España entera sigue conmocionada por el asesinato del pequeño Gabriel a manos de Ana Julia Quezada, la pareja de su padre. Según avanzan los días se siguen conociendo más detalles sobre la muerte del menor, así como más información sobre el pasado de la mujer. Un pasado que está marcado por la muerte de su hija mayor, de cuatro años de edad, después de que cayera por la ventana de la vivienda, un séptimo piso, donde residía en Burgos.

La Policía ha reabierto un caso que se cerró hace 22 años, y hay un detalle que podría ser de vital importancia en la investigación: La noche del 10 de marzo de 1996, la temperatura en Burgos era de cero grados y bajando, pero aún así las ventanas y contraventanas del cuarto de juegos desde donde se precipitó la niña estaban abiertas y la persiana, subida hasta arriba.

Según la declaración de la ex pareja de Ana Julia Quezada, que adoptó a la pequeña cuando ésta llegó de la República Dominicana, él se acostó a las 22,30 horas de la noche, sin saber cuándo pudieron hacerlo sus esposa y sus dos hijas.
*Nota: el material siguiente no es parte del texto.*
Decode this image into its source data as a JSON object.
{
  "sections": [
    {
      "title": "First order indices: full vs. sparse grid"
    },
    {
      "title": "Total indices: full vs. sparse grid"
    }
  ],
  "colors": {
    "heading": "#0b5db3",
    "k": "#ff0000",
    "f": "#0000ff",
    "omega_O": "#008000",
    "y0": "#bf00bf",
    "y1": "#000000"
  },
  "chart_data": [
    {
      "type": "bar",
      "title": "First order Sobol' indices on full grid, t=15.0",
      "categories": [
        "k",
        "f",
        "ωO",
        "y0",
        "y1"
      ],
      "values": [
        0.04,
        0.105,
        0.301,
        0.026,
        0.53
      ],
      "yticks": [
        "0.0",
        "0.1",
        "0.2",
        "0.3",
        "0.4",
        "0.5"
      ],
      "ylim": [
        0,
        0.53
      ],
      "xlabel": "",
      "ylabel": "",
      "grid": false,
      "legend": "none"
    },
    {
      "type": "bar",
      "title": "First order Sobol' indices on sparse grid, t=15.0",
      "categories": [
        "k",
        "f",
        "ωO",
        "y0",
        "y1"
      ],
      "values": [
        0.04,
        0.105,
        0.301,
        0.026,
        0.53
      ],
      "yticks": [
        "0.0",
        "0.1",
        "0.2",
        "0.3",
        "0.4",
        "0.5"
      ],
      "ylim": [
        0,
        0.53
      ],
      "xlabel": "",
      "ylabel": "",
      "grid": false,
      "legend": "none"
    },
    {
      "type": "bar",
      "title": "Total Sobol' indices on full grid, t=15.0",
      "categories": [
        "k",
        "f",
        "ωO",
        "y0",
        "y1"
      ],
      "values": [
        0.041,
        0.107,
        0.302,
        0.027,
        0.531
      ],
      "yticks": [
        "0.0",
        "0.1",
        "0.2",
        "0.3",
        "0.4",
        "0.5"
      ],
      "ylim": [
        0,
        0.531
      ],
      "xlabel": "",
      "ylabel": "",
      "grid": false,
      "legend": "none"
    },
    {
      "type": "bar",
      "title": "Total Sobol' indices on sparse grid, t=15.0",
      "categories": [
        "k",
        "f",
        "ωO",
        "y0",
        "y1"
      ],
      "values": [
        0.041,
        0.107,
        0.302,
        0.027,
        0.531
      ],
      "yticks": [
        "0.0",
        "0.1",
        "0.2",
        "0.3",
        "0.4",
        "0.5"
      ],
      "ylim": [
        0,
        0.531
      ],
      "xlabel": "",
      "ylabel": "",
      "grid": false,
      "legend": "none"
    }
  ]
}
Por su parte, Quezada no declaró por encontrarse con una fuerte crisis nerviosa: “No se pudo obtener información de la madre por sufrir una fuerte excitación nerviosa”. 

Lo que ahora todos se preguntan es cómo una niña de cuatro años fue capaz de abrir no una, sino dos ventanas, y de subir una persiana hasta arriba, además de que todo esto lo hizo supuestamente con un muñeco de peluche en sus brazos. Y con el detalle que la adulta que estaba a su cuidado, su madre, ha sido capaz de llorar la desaparición de un niño de ocho años durante doce días, un niño que ella misma había matado.